I encounter the following integral, where $F^{-1}(u)$ is the quantile function for $\mathcal{N}(0,1)$ distribution: for $k \in\mathbb{N}$:
$$\int\limits_{1/2}^1 F^{-1}(u) u^k(1-u)^k\,\mathrm{d}u$$
Could this be simplified to some easier form as a function of $k$? Or if this could not be derived to an explicit form, as $k\rightarrow\infty$, the integrand becoming small, could we say something about its decreasing order in terms of $k$.
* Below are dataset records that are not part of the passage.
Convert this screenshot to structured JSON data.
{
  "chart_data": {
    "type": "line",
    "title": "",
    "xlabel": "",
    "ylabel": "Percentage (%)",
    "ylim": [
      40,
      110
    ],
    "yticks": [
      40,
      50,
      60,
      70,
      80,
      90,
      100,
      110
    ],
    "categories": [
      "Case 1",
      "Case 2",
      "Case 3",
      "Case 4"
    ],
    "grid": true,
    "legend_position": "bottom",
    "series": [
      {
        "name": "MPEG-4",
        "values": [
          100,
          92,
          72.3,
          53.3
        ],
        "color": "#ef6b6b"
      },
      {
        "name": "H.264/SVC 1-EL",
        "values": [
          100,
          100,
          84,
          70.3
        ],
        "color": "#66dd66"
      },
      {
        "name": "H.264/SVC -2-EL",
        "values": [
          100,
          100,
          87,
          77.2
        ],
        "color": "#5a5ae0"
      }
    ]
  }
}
If $$F^{-1}(u)=\sqrt{2}\, \text{erf}^{-1}(2 u-1)$$ $$I(k)=\int\limits_{\frac12}^1 F^{-1}(u) u^k(1-u)^k\,du$$ does not show any analytical form.
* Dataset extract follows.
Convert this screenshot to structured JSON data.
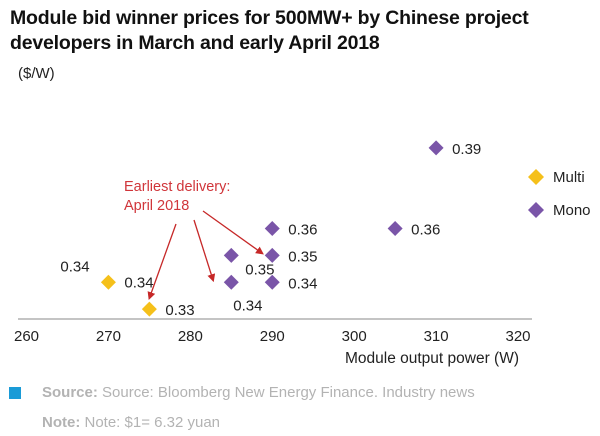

Computing it and making a quick and dirty linear regression $$\log\big[I(k)\big]=a+ b\,k$$ for $0 \leq k \leq 50$ gives with $R^2=0.999919$ $$\begin{array}{clclclclc} \text{} & \text{Estimate} & \text{Standard Error} & \text{Confidence Interval} \\ a & -2.72809 & 0.11301 & \{-2.95532,-2.50086\} \\ b & -1.44222 & 0.00389 & \{-1.45005,-1.43439\} \\ \end{array}$$
Edit
One thing we can try is to let $u=\frac {x+1} 2$ to make $$I(k)=2^{-2 k-\frac{1}{2}}\int_0^1 \text{erf}^{-1}(x) \left(1-x^2\right)^k\,dx$$ and use the series expansion $$\text{erf}^{-1}(x)=\sum_{n=0}^\infty \frac{c_n}{2 n+1} \Big[\sqrt{\frac{\pi }{2}} x\Big]^{2n+1}$$ where $$c_0=1 \quad \text{and}\quad c_n=\sum _{m=0}^{n-1} \frac{c_m \,c_{n-m-1}}{(m+1) (2 m+1)}$$ $$I(k)=2^{-2 k-\frac{1}{2}}\sum_{n=0}^\infty \frac{2^{-n-\frac{3}{2}} \pi ^{n+\frac{1}{2}} \Gamma (2 k+1) \Gamma (n+1)}{(2 n+1) \Gamma (2 k+n+2)}c_n$$ Using a few terms, the asymptotics is $$I(k)=\frac{\sqrt{\pi } }{k}\,2^{-2 k-\frac{5}{2}}\exp\Big[-\frac{12-\pi }{12 k} \Big]$$
For $k=5$, this gives $I_5=0.00005280$ while numerical integration gives $0.00005326$.